Altogether, we speculate that the unique diversity of the genes found in these Antarctic soils may be the result of a ‘slowed down’ evolution of genes selected during warmer periods of time. The Antarctic continent was a temperate rainforest during the mid-Cretaceous period ~ 140 Mya 79 and we speculate that the subsequent cooling of the continent may have constrained evolutionary forces from acting at their previous pace. Combined, these lines of evidence point to an ancient, acquired immunity of bacteria in Antarctica while contemporary infection events continue to occur through lysogenic phage infections.

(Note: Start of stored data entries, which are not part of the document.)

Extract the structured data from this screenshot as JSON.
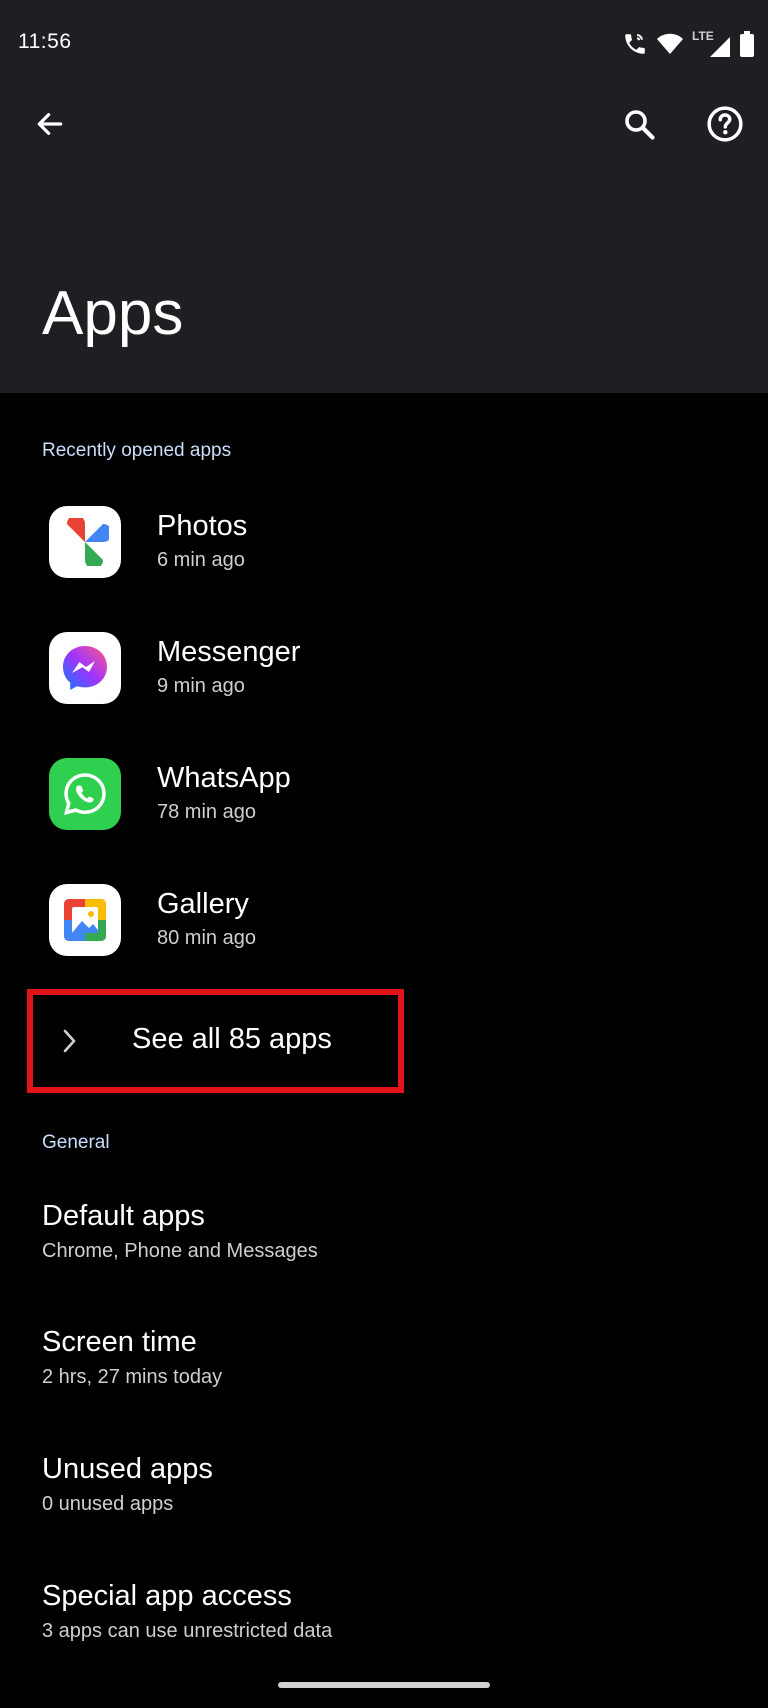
{
  "status_bar": {
    "time": "11:56",
    "network": "LTE",
    "icons": [
      "wifi-calling-icon",
      "wifi-icon",
      "cell-signal-icon",
      "battery-icon"
    ]
  },
  "app_bar": {
    "title": "Apps",
    "back_icon": "arrow-left-icon",
    "search_icon": "search-icon",
    "help_icon": "help-circle-icon"
  },
  "recent": {
    "header": "Recently opened apps",
    "apps": [
      {
        "name": "Photos",
        "sub": "6 min ago",
        "icon": "google-photos-icon"
      },
      {
        "name": "Messenger",
        "sub": "9 min ago",
        "icon": "messenger-icon"
      },
      {
        "name": "WhatsApp",
        "sub": "78 min ago",
        "icon": "whatsapp-icon"
      },
      {
        "name": "Gallery",
        "sub": "80 min ago",
        "icon": "gallery-icon"
      }
    ],
    "see_all": "See all 85 apps"
  },
  "general": {
    "header": "General",
    "items": [
      {
        "title": "Default apps",
        "sub": "Chrome, Phone and Messages"
      },
      {
        "title": "Screen time",
        "sub": "2 hrs, 27 mins today"
      },
      {
        "title": "Unused apps",
        "sub": "0 unused apps"
      },
      {
        "title": "Special app access",
        "sub": "3 apps can use unrestricted data"
      }
    ]
  },
  "colors": {
    "top_background": "#1e1f23",
    "background": "#000000",
    "section_header": "#c9defb",
    "highlight_box": "#e2131a"
  }
}
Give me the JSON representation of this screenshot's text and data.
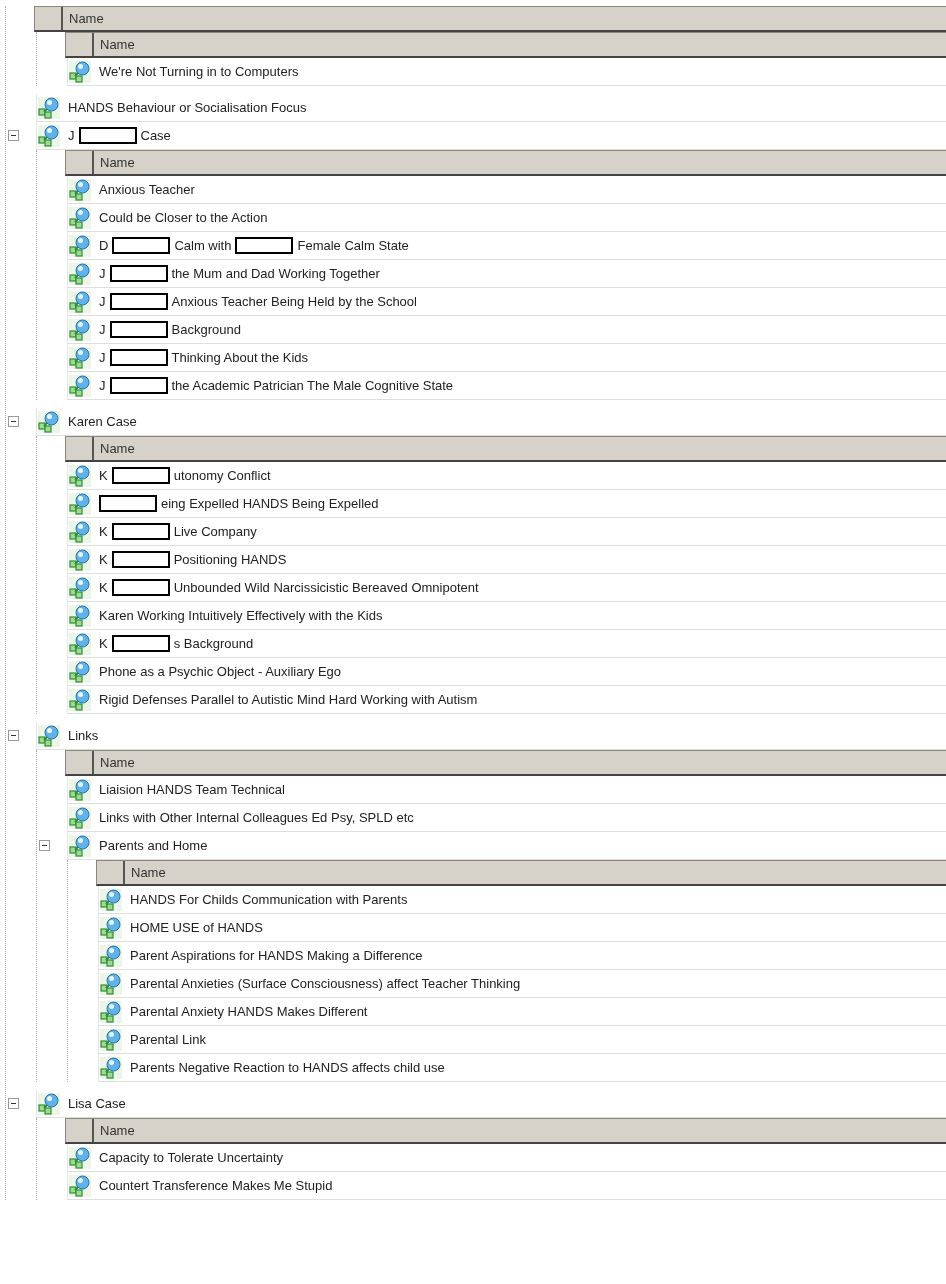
{
  "tree": {
    "header": "Name",
    "items": [
      {
        "header": "Name",
        "children": [
          {
            "label": "We're Not Turning in to Computers"
          }
        ]
      },
      {
        "label": "HANDS Behaviour or Socialisation Focus"
      },
      {
        "parts": [
          {
            "kind": "text",
            "text": "J"
          },
          {
            "kind": "redaction"
          },
          {
            "kind": "text",
            "text": "Case"
          }
        ],
        "expanded": true,
        "header": "Name",
        "children": [
          {
            "label": "Anxious Teacher"
          },
          {
            "label": "Could be Closer to the Action"
          },
          {
            "parts": [
              {
                "kind": "text",
                "text": "D"
              },
              {
                "kind": "redaction"
              },
              {
                "kind": "text",
                "text": "Calm with"
              },
              {
                "kind": "redaction"
              },
              {
                "kind": "text",
                "text": "Female Calm State"
              }
            ]
          },
          {
            "parts": [
              {
                "kind": "text",
                "text": "J"
              },
              {
                "kind": "redaction"
              },
              {
                "kind": "text",
                "text": "the Mum and Dad Working Together"
              }
            ]
          },
          {
            "parts": [
              {
                "kind": "text",
                "text": "J"
              },
              {
                "kind": "redaction"
              },
              {
                "kind": "text",
                "text": "Anxious Teacher Being Held by the School"
              }
            ]
          },
          {
            "parts": [
              {
                "kind": "text",
                "text": "J"
              },
              {
                "kind": "redaction"
              },
              {
                "kind": "text",
                "text": "Background"
              }
            ]
          },
          {
            "parts": [
              {
                "kind": "text",
                "text": "J"
              },
              {
                "kind": "redaction"
              },
              {
                "kind": "text",
                "text": "Thinking About the Kids"
              }
            ]
          },
          {
            "parts": [
              {
                "kind": "text",
                "text": "J"
              },
              {
                "kind": "redaction"
              },
              {
                "kind": "text",
                "text": "the Academic Patrician The Male Cognitive State"
              }
            ]
          }
        ]
      },
      {
        "label": "Karen Case",
        "expanded": true,
        "header": "Name",
        "children": [
          {
            "parts": [
              {
                "kind": "text",
                "text": "K"
              },
              {
                "kind": "redaction"
              },
              {
                "kind": "text",
                "text": "utonomy Conflict"
              }
            ]
          },
          {
            "parts": [
              {
                "kind": "redaction"
              },
              {
                "kind": "text",
                "text": "eing Expelled HANDS Being Expelled"
              }
            ]
          },
          {
            "parts": [
              {
                "kind": "text",
                "text": "K"
              },
              {
                "kind": "redaction"
              },
              {
                "kind": "text",
                "text": "Live Company"
              }
            ]
          },
          {
            "parts": [
              {
                "kind": "text",
                "text": "K"
              },
              {
                "kind": "redaction"
              },
              {
                "kind": "text",
                "text": "Positioning HANDS"
              }
            ]
          },
          {
            "parts": [
              {
                "kind": "text",
                "text": "K"
              },
              {
                "kind": "redaction"
              },
              {
                "kind": "text",
                "text": "Unbounded Wild Narcissicistic Bereaved Omnipotent"
              }
            ]
          },
          {
            "label": "Karen Working Intuitively Effectively with the Kids"
          },
          {
            "parts": [
              {
                "kind": "text",
                "text": "K"
              },
              {
                "kind": "redaction"
              },
              {
                "kind": "text",
                "text": "s Background"
              }
            ]
          },
          {
            "label": "Phone as a Psychic Object - Auxiliary Ego"
          },
          {
            "label": "Rigid Defenses Parallel to Autistic Mind Hard Working with Autism"
          }
        ]
      },
      {
        "label": "Links",
        "expanded": true,
        "header": "Name",
        "children": [
          {
            "label": "Liaision HANDS Team Technical"
          },
          {
            "label": "Links with Other Internal Colleagues Ed Psy, SPLD etc"
          },
          {
            "label": "Parents and Home",
            "expanded": true,
            "header": "Name",
            "children": [
              {
                "label": "HANDS For Childs Communication with Parents"
              },
              {
                "label": "HOME USE of HANDS"
              },
              {
                "label": "Parent Aspirations for HANDS Making a Difference"
              },
              {
                "label": "Parental Anxieties (Surface Consciousness) affect Teacher Thinking"
              },
              {
                "label": "Parental Anxiety HANDS Makes Different"
              },
              {
                "label": "Parental Link"
              },
              {
                "label": "Parents Negative Reaction to HANDS affects child use"
              }
            ]
          }
        ]
      },
      {
        "label": "Lisa Case",
        "expanded": true,
        "header": "Name",
        "children": [
          {
            "label": "Capacity to Tolerate Uncertainty"
          },
          {
            "label": "Countert Transference Makes Me Stupid"
          }
        ]
      }
    ]
  }
}
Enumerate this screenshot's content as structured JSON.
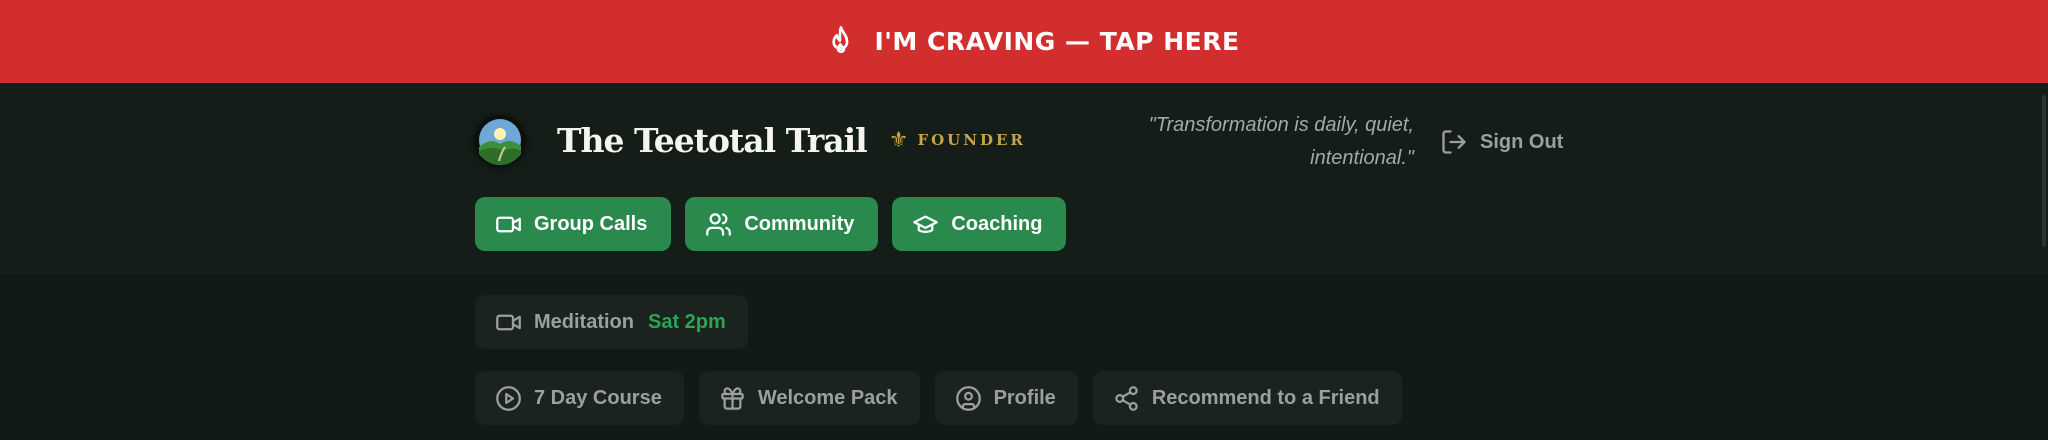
{
  "craving_banner": {
    "icon": "flame-icon",
    "label": "I'M CRAVING — TAP HERE",
    "color": "#d32e2e"
  },
  "header": {
    "logo_icon": "landscape-logo",
    "title": "The Teetotal Trail",
    "badge": {
      "icon": "fleur-de-lis-icon",
      "label": "FOUNDER",
      "color": "#c9a24a"
    },
    "quote_line1": "\"Transformation is daily, quiet,",
    "quote_line2": "intentional.\"",
    "sign_out": {
      "icon": "log-out-icon",
      "label": "Sign Out"
    }
  },
  "primary_nav": [
    {
      "icon": "video-camera-icon",
      "label": "Group Calls"
    },
    {
      "icon": "users-icon",
      "label": "Community"
    },
    {
      "icon": "graduation-cap-icon",
      "label": "Coaching"
    }
  ],
  "accent_color": "#2a8a4e",
  "next_meeting": {
    "icon": "video-camera-icon",
    "label": "Meditation",
    "time": "Sat 2pm"
  },
  "secondary_nav": [
    {
      "icon": "play-circle-icon",
      "label": "7 Day Course"
    },
    {
      "icon": "gift-icon",
      "label": "Welcome Pack"
    },
    {
      "icon": "user-circle-icon",
      "label": "Profile"
    },
    {
      "icon": "share-icon",
      "label": "Recommend to a Friend"
    }
  ]
}
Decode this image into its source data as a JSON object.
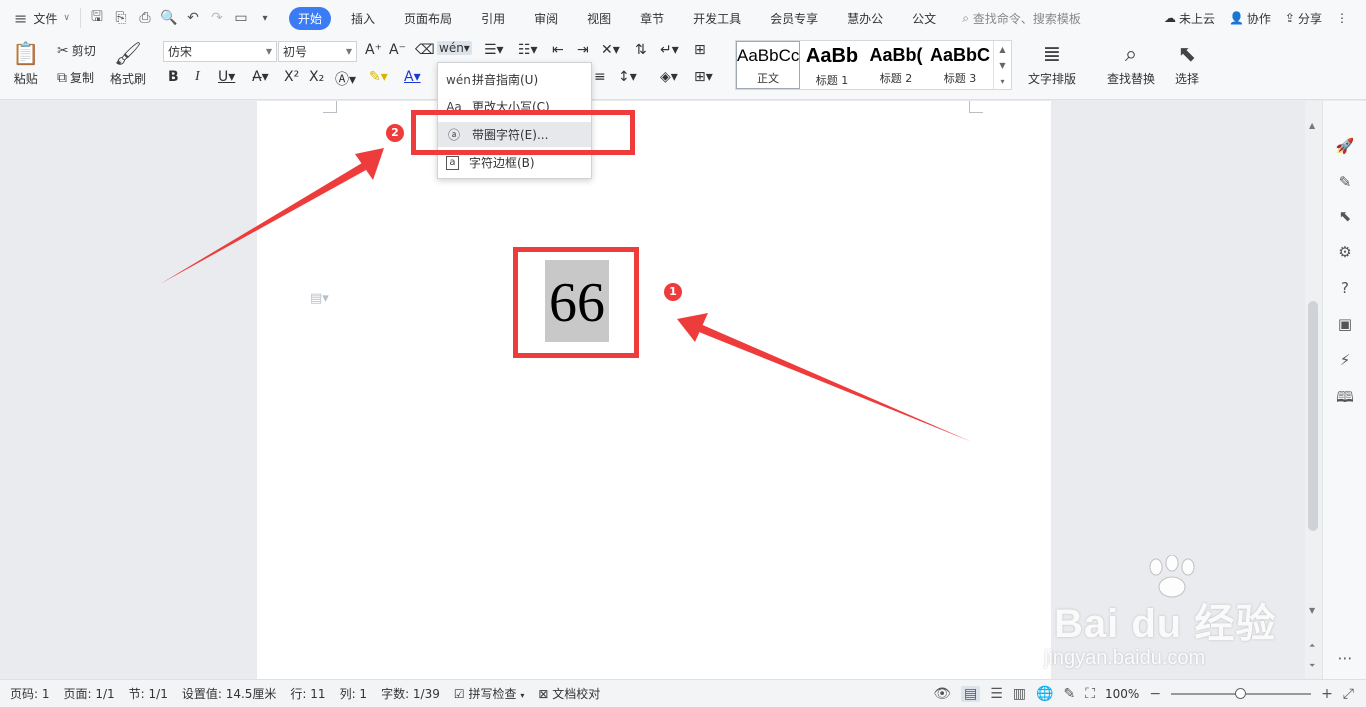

We used metagenomes from remote and pristine Antarctic soils to assess their viral and bacterial diversity. Multiple lines of evidence suggest extensive phage-host interactions, potentially novel viral diversity, and CRISPR-Cas variants. The phage signatures (vOTUs) were linked to the infection of dominant soil bacterial lineages in these surface soils, including members of the Bacteroidota and Acidobacteriota, while prophages embedded within Verrucomicrobiota and Bacteroidota MAGs offer further insight into contemporary infections. CRISPR-Cas systems, part of the bacterial adaptive immune system, were common to 4 of 18 MAGs analyzed, indicating acquired immunity in both Bacteroidota and Acidobacteriota. Additional Class I CRISPR-Cas arrays (types I-B, I-C and I-E) were detected in the assembled metagenomes, where four CRISPR-Cas arrays did not perfectly match existing architectures and thus may be novel variants. Our analysis of G + C content and GC skew across CRISPR-Cas contigs showed low variations in G + C skew in CRISRP-Cas arrays, but more variation in prophages, suggesting that these acquired immunity markers are ancient whereas proviral elements appear to be the result of recent foreign DNA transfer as further evidenced by the description of novel, Antarctic exclusive cas12-like effectors.